Hello - no apologies necessary happy to try to help. It’s been a while since I built out the pyfunc class, but yes, I would wrap all your pymc model inference calls inside of a MLFlow custom predict class. When you call .predict() from a MFLow model object you are actually calling the MLFlow predict class, so whatever you put in there will be run, which can be anything. And then yes, when you host and serve the MLFlow endpoint and call predict everything in the .predict() class is run.
# Model wrapper class
# Classic Iris example that you can modify to use :
# Model wrapper class
class ModelWrapper(mlflow.pyfunc.PythonModel):
# Initialize model in the constructor
def __init__(self, model):
self.model = model
# Prediction function
def predict(self, context, model_input):
#This is where you would add pymc custom code.
# with model:
# Predict the probabilities and class
prediction_probabilities = self.model.predict_proba(model_input)
predictions = self.model.predict(model_input)
# Create a DataFrame to hold the results
result = pd.DataFrame(prediction_probabilities, columns=['prob_0', 'prob_1', 'prob_2'])
# Inside the predict function:
class_labels = ["setosa", "versicolor", "virginica"]
predictions = self.model.predict(model_input)

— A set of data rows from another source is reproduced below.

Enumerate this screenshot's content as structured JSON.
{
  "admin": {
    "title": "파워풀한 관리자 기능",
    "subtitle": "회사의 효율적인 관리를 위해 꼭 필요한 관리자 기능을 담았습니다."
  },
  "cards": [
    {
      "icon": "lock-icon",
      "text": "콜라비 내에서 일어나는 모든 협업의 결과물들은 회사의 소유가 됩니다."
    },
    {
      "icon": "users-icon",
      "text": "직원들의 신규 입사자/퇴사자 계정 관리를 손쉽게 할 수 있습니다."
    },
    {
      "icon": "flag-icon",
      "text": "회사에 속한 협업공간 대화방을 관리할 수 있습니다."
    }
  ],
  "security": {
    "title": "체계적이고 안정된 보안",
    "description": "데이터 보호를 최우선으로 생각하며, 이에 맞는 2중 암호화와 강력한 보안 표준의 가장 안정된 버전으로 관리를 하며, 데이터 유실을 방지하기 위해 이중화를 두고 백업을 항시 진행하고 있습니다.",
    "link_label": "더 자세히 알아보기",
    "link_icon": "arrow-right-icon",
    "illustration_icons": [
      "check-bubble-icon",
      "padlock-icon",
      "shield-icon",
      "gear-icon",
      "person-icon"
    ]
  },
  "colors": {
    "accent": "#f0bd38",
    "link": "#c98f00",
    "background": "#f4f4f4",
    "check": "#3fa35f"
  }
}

predicted_probabilities = self.model.predict_proba(model_input)
result = pd.DataFrame(predicted_probabilities, columns=[f'prob_{label}' for label in class_labels])
result['prediction'] = [class_labels[prediction] for prediction in predictions]
return result
Oh, that makes it look way easier than then mlflow docs suggest xD
So if my use case were more to train a model, save it, and then out of sample prediction (after I have a trained model) it would be appropriate within the wrapper to do something like:
# Model wrapper class
# Classic Iris example that you can modify to use :
# Model wrapper class
class ModelWrapper(mlflow.pyfunc.PythonModel):
# Initialize model in the constructor
def __init__(self, model):
#assume i have some logic here to check if its been fit already
self.model = None
#build the model
def: build_model():
#This is where you would add pymc custom code.
with model:
self.model = model
# Prediction function
def predict(self, context, model_input):
# set up new data containers
with self.model:
X_new = pm.set_data(model_input)
pm.sample
#leaving the rest here because I can just convert arviz to pandas via numpy)
# Create a DataFrame to hold the results
#result = pd.DataFrame(prediction_probabilities, columns=['prob_0', 'prob_1', 'prob_2'])
# Inside the predict function:
class_labels = ["setosa", "versicolor", "virginica"]
predictions = self.model.predict(model_input)
predicted_probabilities = self.model.predict_proba(model_input)
result = pd.DataFrame(predicted_probabilities, columns=[f'prob_{label}' for label in class_labels])
result['prediction'] = [class_labels[prediction] for prediction in predictions]
return resul
Right now, for out of sample prediction I am basically dumping the model meta data to a netcdf that mlflow is logging and storing for me…but this seems inelegant and slower than necessary-for instance if I train a bart model, I must save the file that contains the split rules…which seems silly ( i realize that pkl and the like implicetly do this, but it just seems that I’m trying to do too much here).
After I train a model, I basically just want to save it and call it another notebook. I could do this with pkl, but I as you know I lost a lot of the ml functionality.